Christiane Coopman, une dame de 73 ans de Chilliwack, en Colombie-Britannique, fait partie de ce groupe. Elle est atteinte d’un cancer du sang et son mari souffre de mélanome. Comme l’année dernière, son Action de grâce sera très simple, avec des sandwichs à la dinde partagés avec son mari et un appel vidéo des enfants. Ils ont tous deux reçu des doses de rappel du vaccin contre la COVID-19 il y a deux semaines. Mais leurs conditions de santé vulnérables les amènent toujours à se méfier des rassemblements. « Pour les patients atteints d’un cancer du sang, nous ne générons pas beaucoup de protection après deux doses, et maintenant que j’ai une troisième dose, il est possible que j’aie 90 % de protection, mais il est possible que j’en aie 6 % », a raconté Christiane Coopman, qui a reçu un diagnostic de leucémie lymphoïde chronique il y a huit ans.

La Dre Deepali Kumar, médecin spécialiste des maladies infectieuses liées aux transplantations au réseau University Health Network, a déclaré que la réticence à organiser ou à assister à des fêtes est courante chez ses patients immunodéprimés.

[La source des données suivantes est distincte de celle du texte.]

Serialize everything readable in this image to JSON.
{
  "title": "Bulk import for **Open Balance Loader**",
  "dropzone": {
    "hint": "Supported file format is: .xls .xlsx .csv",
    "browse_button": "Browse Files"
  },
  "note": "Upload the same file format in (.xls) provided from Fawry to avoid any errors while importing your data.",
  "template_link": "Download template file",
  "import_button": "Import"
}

La Dre Kumar a co-écrit une étude sur les doses de rappel chez les receveurs de greffes d’organes plus tôt cette année, constatant que même si une troisième dose offre à certains patients plus de protection contre la COVID-19, ça ne fonctionne pas pour tous _ et la plupart ne sauront jamais à quel point ils sont protégés. « J’entends cette frustration tous les jours, et tout ce que je peux dire, c’est que nous (les chercheurs) travaillons sur différentes manières de garantir que toute personne immunodéprimée est protégée, a-t-elle déclaré. Il est possible que nous n’ayons jamais le même niveau de protection chez les immunodéprimés que dans la population générale. »

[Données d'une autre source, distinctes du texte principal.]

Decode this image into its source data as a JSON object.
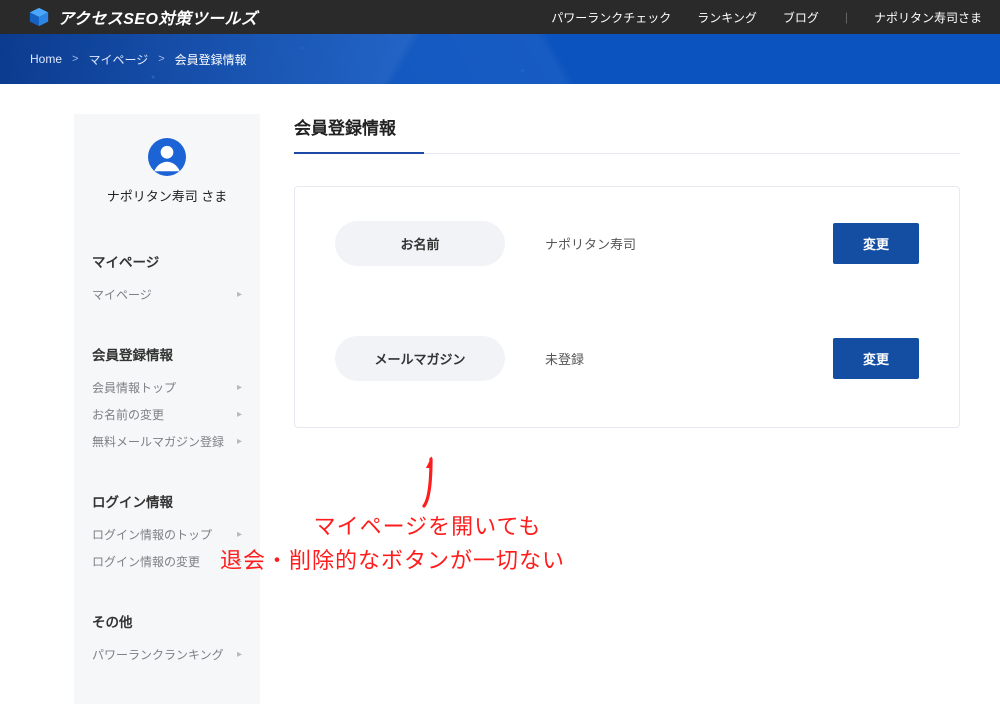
{
  "brand": "アクセスSEO対策ツールズ",
  "topnav": {
    "power_rank_check": "パワーランクチェック",
    "ranking": "ランキング",
    "blog": "ブログ",
    "user_greeting": "ナポリタン寿司さま"
  },
  "breadcrumb": {
    "home": "Home",
    "mypage": "マイページ",
    "current": "会員登録情報"
  },
  "sidebar": {
    "username": "ナポリタン寿司 さま",
    "sections": {
      "mypage": {
        "heading": "マイページ",
        "items": [
          "マイページ"
        ]
      },
      "member": {
        "heading": "会員登録情報",
        "items": [
          "会員情報トップ",
          "お名前の変更",
          "無料メールマガジン登録"
        ]
      },
      "login": {
        "heading": "ログイン情報",
        "items": [
          "ログイン情報のトップ",
          "ログイン情報の変更"
        ]
      },
      "other": {
        "heading": "その他",
        "items": [
          "パワーランクランキング"
        ]
      }
    }
  },
  "main": {
    "title": "会員登録情報",
    "rows": {
      "name": {
        "label": "お名前",
        "value": "ナポリタン寿司",
        "button": "変更"
      },
      "magazine": {
        "label": "メールマガジン",
        "value": "未登録",
        "button": "変更"
      }
    }
  },
  "annotation": {
    "line1": "マイページを開いても",
    "line2": "退会・削除的なボタンが一切ない"
  }
}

« La meilleure façon de s’assurer qu’ils sont protégés est de faire vacciner tout le monde (pour) réduire autant que possible la transmission de COVID dans la communauté. » Même si la Dre Kumar dit comprendre qu’il peut être décevant pour les personnes immunodéprimées de se priver de rassemblements alors que d’autres passent à une vie normale, elle a déclaré qu’il était possible de participer à un souper d’Action de grâce en toute sécurité avec certaines conditions. Elle a suggéré de garder les groupes petits et inviter seulement des gens entièrement vaccinés. Bien que les enfants de moins de 12 ans ne soient pas encore éligibles à la vaccination, elle a déclaré qu’ils peuvent y assister en toute sécurité si les parents restent vigilants concernant les cas de COVID-19 dans leurs écoles avant l’événement. La Dre Kumar a déclaré que le nombre de cas de COVID-19 au sein de la communauté était également important à considérer. Les personnes immunodéprimées vivant dans des régions où il y a peu de cas quotidiens peuvent prendre plus de libertés que celles des provinces comme l’Alberta et la Saskatchewan, qui sont embourbées dans les quatrièmes vagues.

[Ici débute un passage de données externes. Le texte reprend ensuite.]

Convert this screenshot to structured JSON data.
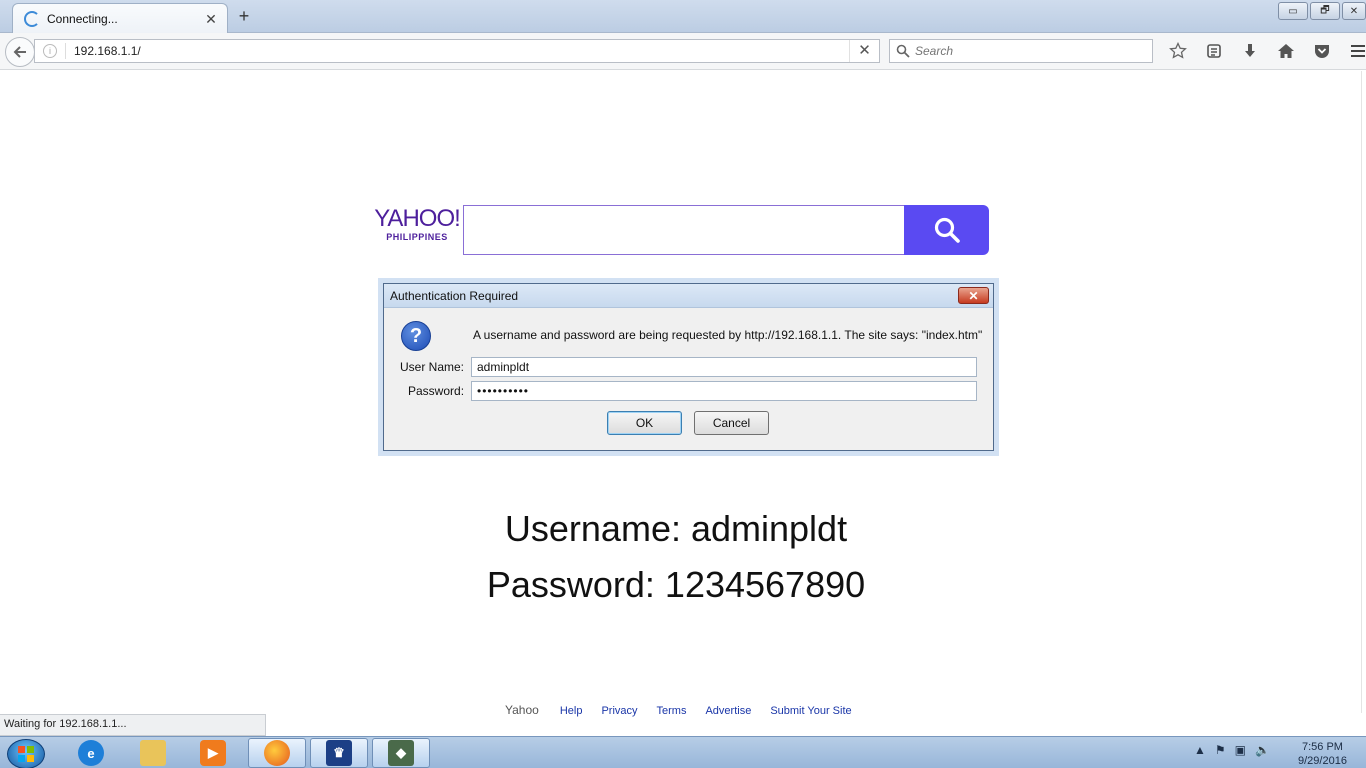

La médecin hygiéniste en chef de l’Alberta, la Dre Deena Hinshaw, a prévenu cette semaine que les rassemblements à l’intérieur, y compris les soupers de l’Action de grâce, ne sont « toujours pas autorisés » pour les personnes non vaccinées. Elle a exhorté les Albertains, mêmes vaccinés, à célébrer à l’extérieur. Le Nouveau-Brunswick, de son côté, a demandé à ses citoyens de s’en tenir aux rassemblements de personnes qui vivent ensemble à l’intérieur « d’un seul ménage », dans le cadre de nouvelles mesures restrictives visant à stopper la récente augmentation des cas dans cette province. Tina Proulx, une femme d’Ottawa greffée des deux poumons, a décidé de faire un  » petit pas  » pour l’Action de grâces, en s’aventurant chez sa s?ur pour manger avec six de ses proches. C’est la première fois depuis le début de la pandémie que Tina Proulx sera à l’intérieur avec plus de deux membres de la famille à la fois, et la première fois que ses parents, qui sont entièrement vaccinés, n’ont pas été invités à se mettre en quarantaine pendant 14 jours avant sa visite.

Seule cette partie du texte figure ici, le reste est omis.